Spring 2017 Newsletter: Quarterly Update

Reginald A.T. Armstrong • The Armstrong Report

Reginald A.T. Armstrong

Spring 2017 Newsletter: Quarterly Update

It was a decent start to the year.

The Economy

The 4th quarter of 2016 limped in at 2.1% growth and preliminary estimates of the first quarter this year are about 1% according to the Federal Reserve Bank of Atlanta. What is known as “soft data” (think business and consumer optimism) has been fairly robust so far since the election. This has yet to translate into “hard data” (think actual capital expenditures, productivity, and consumer spending). In my opinion, how quickly the administration makes its tax proposal, how robust that proposal is, and how rapidly it is signed into law will make a fair amount of difference, especially for how business owners make decisions. The Fed Funds rate increase by the Federal Reserve in March was widely expected and has started to cause rates on Certificates of Deposit to rise again.

The Markets

The Trump rally continues. January and February were fairly strong for US equities, with March performance flagging a bit. What investors may not have noticed is the recent signs of life in the performance of foreign equities in general and emerging markets in particular. As I have mentioned ad nauseam, this is either the most expensive or the second most expensive market of our lifetimes for US stocks. And in a month, we will enter the historically less favorable time of the year for US stocks. Be mentally prepared for some volatility.

The Firm

As mentioned in my last newsletter, we started a new emailed monthly newsletter called Other Points of View. It is a consolidation of LPL Research and other firms’ viewpoints, so you are not overwhelmed by emails. When you get this email, you can click on what interests you. So far, the feedback has been largely positive.

Probate Questions

Lee, Matt, and I often get asked probate questions by our clients.
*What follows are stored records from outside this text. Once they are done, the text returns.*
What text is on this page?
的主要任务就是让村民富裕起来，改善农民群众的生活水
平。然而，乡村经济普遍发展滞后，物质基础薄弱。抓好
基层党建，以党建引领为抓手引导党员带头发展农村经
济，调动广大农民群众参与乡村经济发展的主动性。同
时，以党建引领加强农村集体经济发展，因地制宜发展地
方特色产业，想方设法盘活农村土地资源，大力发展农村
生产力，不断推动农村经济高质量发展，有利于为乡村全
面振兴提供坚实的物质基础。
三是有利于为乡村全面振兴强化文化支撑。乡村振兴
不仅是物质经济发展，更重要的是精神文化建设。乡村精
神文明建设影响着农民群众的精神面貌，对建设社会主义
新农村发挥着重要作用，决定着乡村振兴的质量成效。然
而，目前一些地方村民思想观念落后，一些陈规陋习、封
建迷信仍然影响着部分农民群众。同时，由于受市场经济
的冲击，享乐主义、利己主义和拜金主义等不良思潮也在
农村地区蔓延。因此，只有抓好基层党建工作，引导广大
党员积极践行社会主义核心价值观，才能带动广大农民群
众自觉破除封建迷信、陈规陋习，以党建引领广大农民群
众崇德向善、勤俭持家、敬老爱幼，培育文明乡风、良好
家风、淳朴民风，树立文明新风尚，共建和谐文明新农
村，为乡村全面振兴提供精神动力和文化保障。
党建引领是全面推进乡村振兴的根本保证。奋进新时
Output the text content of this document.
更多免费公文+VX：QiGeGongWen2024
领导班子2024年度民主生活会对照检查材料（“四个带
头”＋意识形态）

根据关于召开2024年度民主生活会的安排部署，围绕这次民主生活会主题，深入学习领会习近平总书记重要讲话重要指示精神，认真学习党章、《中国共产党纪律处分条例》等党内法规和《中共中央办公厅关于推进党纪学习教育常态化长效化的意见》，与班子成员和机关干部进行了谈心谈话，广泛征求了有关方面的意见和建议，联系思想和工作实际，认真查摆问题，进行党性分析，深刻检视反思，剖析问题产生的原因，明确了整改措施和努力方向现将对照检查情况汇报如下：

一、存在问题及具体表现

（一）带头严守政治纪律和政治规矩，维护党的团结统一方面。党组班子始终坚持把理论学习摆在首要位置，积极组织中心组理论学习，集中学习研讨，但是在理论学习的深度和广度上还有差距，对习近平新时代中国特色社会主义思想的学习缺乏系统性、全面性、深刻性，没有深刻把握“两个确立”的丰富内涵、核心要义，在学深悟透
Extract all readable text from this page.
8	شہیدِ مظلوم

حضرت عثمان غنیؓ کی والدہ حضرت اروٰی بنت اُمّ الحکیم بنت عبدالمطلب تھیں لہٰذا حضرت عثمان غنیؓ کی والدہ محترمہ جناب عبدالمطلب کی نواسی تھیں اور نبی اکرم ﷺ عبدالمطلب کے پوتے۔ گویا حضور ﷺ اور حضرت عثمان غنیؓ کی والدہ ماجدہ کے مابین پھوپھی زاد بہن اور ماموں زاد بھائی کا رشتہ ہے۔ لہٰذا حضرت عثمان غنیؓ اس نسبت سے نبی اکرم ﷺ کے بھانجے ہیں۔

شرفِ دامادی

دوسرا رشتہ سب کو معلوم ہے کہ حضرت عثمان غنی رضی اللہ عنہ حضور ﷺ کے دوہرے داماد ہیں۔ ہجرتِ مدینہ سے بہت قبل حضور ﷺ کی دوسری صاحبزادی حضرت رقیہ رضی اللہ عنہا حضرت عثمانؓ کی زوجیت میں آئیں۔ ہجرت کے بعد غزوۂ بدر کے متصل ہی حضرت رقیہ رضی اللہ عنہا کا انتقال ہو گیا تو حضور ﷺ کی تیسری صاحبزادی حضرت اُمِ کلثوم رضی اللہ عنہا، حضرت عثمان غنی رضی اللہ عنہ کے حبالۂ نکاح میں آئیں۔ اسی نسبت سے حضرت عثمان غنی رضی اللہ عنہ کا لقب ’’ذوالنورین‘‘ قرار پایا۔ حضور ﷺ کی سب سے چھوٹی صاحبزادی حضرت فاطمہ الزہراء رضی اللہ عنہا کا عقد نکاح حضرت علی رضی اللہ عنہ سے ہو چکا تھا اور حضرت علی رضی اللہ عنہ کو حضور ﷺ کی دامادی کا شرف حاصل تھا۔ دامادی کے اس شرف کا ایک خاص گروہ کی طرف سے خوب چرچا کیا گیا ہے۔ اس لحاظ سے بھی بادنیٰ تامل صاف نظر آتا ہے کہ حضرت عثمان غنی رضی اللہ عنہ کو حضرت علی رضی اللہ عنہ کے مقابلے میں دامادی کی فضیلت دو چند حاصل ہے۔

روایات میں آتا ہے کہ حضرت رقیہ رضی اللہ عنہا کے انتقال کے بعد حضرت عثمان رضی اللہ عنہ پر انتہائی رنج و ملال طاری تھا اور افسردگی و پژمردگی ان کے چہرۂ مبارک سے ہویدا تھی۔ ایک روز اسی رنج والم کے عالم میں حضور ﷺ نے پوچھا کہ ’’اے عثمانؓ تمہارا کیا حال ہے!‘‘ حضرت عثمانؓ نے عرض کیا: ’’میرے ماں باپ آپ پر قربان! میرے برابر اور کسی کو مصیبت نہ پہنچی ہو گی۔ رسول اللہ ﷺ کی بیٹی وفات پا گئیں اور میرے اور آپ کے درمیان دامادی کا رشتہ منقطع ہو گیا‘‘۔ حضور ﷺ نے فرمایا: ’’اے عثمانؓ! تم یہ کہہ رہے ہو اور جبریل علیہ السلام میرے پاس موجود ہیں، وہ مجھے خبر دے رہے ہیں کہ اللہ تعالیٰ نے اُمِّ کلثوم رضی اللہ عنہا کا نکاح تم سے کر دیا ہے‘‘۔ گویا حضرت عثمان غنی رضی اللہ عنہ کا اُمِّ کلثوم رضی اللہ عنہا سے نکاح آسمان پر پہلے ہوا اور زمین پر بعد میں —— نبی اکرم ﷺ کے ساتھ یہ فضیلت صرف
Obviously, you should consult with a qualified attorney for the most accurate answers, but let me mention a few tips on reducing the time, expense, and hassle of probate. - Be sure to keep your 401(k), IRA, and insurance beneficiary forms up to date. These forms take precedence over your will. A case I read about several years ago had a remarried man who died without changing the beneficiary of his 401k from his first wife to his current one. Despite his will specifying he wanted the current wife to get his assets, the 401(k) went to the ex-wife. The beneficiary form trumps the will (no pun intended). - Under normal circumstances, have beneficiaries of an IRA be a live person, not a will. The reason here is that a spouse has the option to roll the IRA into their name and a non-spouse into an inherited IRA, thereby delaying taxation of all the assets if that is what the beneficiary prefers. Having the will as beneficiary complicates this and ensures your heirs will need an attorney to sort it out. - Add a Transfer on Death or Payable on Death addendum to your non-IRA accounts. This allows the account assets to bypass probate and go straight to those you have designated on the form. - If you have a child with special needs who is receiving disability benefits, be sure to consult with the appropriate attorney. Leaving money directly to a child receiving disability benefits could cause their benefits to cease. However, sometimes crafting what is known as a Supplemental (or Special) Needs Trust can enable them to receive an inheritance without losing their disability benefits. - Lastly, spend it all! Ok, so this one is a bit tongue in cheek. But it does solve the probate issue! Thank you for your continued trust.